Nachbarn

Der Nachbar mag seine Nachbarn nicht.

Oder vielmehr: Er duldet keine Farbveränderungen in seiner Umgebung.

Und: Er ist erpicht auf die Einhaltung der Grenzen.

Auf der einen Seite des Grundstücks hat der Nachbar einen undurchschaubaren, massiven, zwei Meter hohen Zaun aus Holz gebaut.

Der Zaun schützt den Nachbarn vor dem unerzogenen Nachbarshund, der vor einem Jahr über den zu dieser Zeit noch bedeutend niedrigeren Zaun auf das Nachbargrundstück gesprungen ist und dort auf den Smaragd gekackt hat.

Auf der anderen Seite gibt es eine Bedrohung, die nicht durch einen Zaun abzufangen ist.

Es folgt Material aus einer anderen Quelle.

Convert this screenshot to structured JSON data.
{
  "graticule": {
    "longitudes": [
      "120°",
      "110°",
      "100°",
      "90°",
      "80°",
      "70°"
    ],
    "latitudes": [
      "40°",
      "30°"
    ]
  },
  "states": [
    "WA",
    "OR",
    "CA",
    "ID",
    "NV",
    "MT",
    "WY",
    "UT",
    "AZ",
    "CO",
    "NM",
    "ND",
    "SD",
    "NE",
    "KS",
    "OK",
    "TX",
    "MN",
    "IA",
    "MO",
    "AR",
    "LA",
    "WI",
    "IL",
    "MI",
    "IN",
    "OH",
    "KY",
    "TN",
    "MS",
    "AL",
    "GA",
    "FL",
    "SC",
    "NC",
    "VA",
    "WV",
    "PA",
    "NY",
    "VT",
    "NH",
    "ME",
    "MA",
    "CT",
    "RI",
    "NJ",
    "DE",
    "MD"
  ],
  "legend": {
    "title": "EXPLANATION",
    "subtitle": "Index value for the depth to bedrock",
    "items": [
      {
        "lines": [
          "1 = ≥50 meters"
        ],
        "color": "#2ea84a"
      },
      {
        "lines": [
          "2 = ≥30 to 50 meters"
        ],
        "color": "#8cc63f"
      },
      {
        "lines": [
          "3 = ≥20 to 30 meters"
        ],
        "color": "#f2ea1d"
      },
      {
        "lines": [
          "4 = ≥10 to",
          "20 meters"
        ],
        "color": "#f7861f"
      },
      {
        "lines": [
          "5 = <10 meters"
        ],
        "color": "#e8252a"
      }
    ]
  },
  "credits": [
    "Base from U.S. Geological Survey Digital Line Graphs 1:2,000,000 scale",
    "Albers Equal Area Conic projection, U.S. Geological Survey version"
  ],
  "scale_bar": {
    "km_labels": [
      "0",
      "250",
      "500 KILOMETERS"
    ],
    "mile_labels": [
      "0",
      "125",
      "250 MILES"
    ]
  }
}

Daher ist diese Seite des Grundstücks hell und offen, und die Grundstücksgrenze ist nur

durch eine Reihe gleichhoher, gleichgrüner, gleichförmiger Koniferen markiert.

Die Eindringlinge, die der Nachbar von hier fürchtet, starten ihren Angriff nur einmal

im Jahr, immer zu einer ähnlichen Zeit.

Zu Tausenden, vom unbebauten Nachbargrundstück aus, fallen sie ein.

Ihnen ist nur auf eine Art beizukommen.

Der Nachbar nimmt sich zu dieser Zeit im Jahr immer zwei Wochen unbezahlten Urlaub, um die Situation auf dem Nachbargrundstück genau überwachen und den richtigen Zeitpunkt bestimmen zu können.

Zum richtigen Zeitpunkt betritt der Nachbar das Nachbargrundstück mit seinem eigens dafür angeschafften Laubbläser und lenkt mit der Übung von einigen Jahren die silbernen Eindringlinge mit dem künstlichen Wind über die ans unbebaute Grundstück anschließende Straße bis in die Felder.

Dort sollen sie bleiben.

Der Nachbar geht dabei strategisch vor und befreit zuerst die an sein Grundstück anschließenden Bereiche.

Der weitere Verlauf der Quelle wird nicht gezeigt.